As close as I was to my grandmother, Clayton Callaway Burton, I don’t recall ever quizzing her on her charitable concerns. I just knew that helping others out was something she and my grandfather, Edgar Burton, did as a matter of course. And as a matter of Christian faith.
Gran, who passed away in 2003, certainly was involved in the Toronto art scene. The Art Gallery of Ontario, the National Ballet of Canada, the Canadian Opera Company, the Toronto Symphony and many more organizations benefitted from her donations of both time and money. Papa, before his untimely death in 1968, appeared more interested in social concerns – he was heavily invested in the United Way, among other causes. He also worked alongside his father during WWII as “dollar a year men” on the Wartime Prices and Trade Board, for which they both were awarded a CBE (Commander of the British Empire).
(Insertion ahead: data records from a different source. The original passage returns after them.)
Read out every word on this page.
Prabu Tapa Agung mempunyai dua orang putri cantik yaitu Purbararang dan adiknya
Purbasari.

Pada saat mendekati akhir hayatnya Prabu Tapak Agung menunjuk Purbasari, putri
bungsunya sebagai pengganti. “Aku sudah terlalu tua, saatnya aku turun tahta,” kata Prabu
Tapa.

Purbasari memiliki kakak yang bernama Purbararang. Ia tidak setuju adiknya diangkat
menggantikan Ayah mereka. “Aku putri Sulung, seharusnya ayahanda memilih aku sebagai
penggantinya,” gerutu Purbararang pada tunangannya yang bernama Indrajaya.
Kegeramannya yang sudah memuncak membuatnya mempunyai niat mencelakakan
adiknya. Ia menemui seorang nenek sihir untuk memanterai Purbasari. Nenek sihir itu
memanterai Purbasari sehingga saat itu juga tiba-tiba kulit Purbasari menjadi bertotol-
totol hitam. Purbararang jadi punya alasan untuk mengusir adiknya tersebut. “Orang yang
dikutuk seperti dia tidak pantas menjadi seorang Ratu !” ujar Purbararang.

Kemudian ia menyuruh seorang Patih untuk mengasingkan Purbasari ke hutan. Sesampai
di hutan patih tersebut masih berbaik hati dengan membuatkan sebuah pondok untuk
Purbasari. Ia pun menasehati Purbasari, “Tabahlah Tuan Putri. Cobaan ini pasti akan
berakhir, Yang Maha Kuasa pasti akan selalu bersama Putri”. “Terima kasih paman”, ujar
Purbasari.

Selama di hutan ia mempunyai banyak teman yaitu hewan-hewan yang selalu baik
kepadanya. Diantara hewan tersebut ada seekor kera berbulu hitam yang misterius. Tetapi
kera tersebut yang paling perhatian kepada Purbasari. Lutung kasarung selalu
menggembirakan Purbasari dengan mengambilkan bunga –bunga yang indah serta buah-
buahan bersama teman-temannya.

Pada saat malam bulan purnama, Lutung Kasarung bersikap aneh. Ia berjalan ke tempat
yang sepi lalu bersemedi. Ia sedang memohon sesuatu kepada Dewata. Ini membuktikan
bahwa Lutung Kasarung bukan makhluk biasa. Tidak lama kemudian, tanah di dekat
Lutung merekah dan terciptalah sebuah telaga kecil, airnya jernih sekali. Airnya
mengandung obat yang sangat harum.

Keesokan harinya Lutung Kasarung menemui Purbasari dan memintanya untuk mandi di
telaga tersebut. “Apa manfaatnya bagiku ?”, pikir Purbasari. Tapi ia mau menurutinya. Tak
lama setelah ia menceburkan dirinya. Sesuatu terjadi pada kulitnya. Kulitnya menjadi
Although they are now long gone, my grandparents left us all with a legacy that should never fade: Giving without expecting back, and a strong sense of duty to the greater good.
On a personal note, they also set an impossibly high bar for other couples. I can remember as a child feeling slightly de trop whenever they were in the same room together. Their deep love for each other permeated everything they did – from building their dream farmhouse near King City to nightly Gin Rummy games (at the time of his death, Papa “owed” Gran close to a half-million dollars in losses).
I did ask her once if she ever thought of remarrying. She replied simply: “No.” She didn’t have to explain.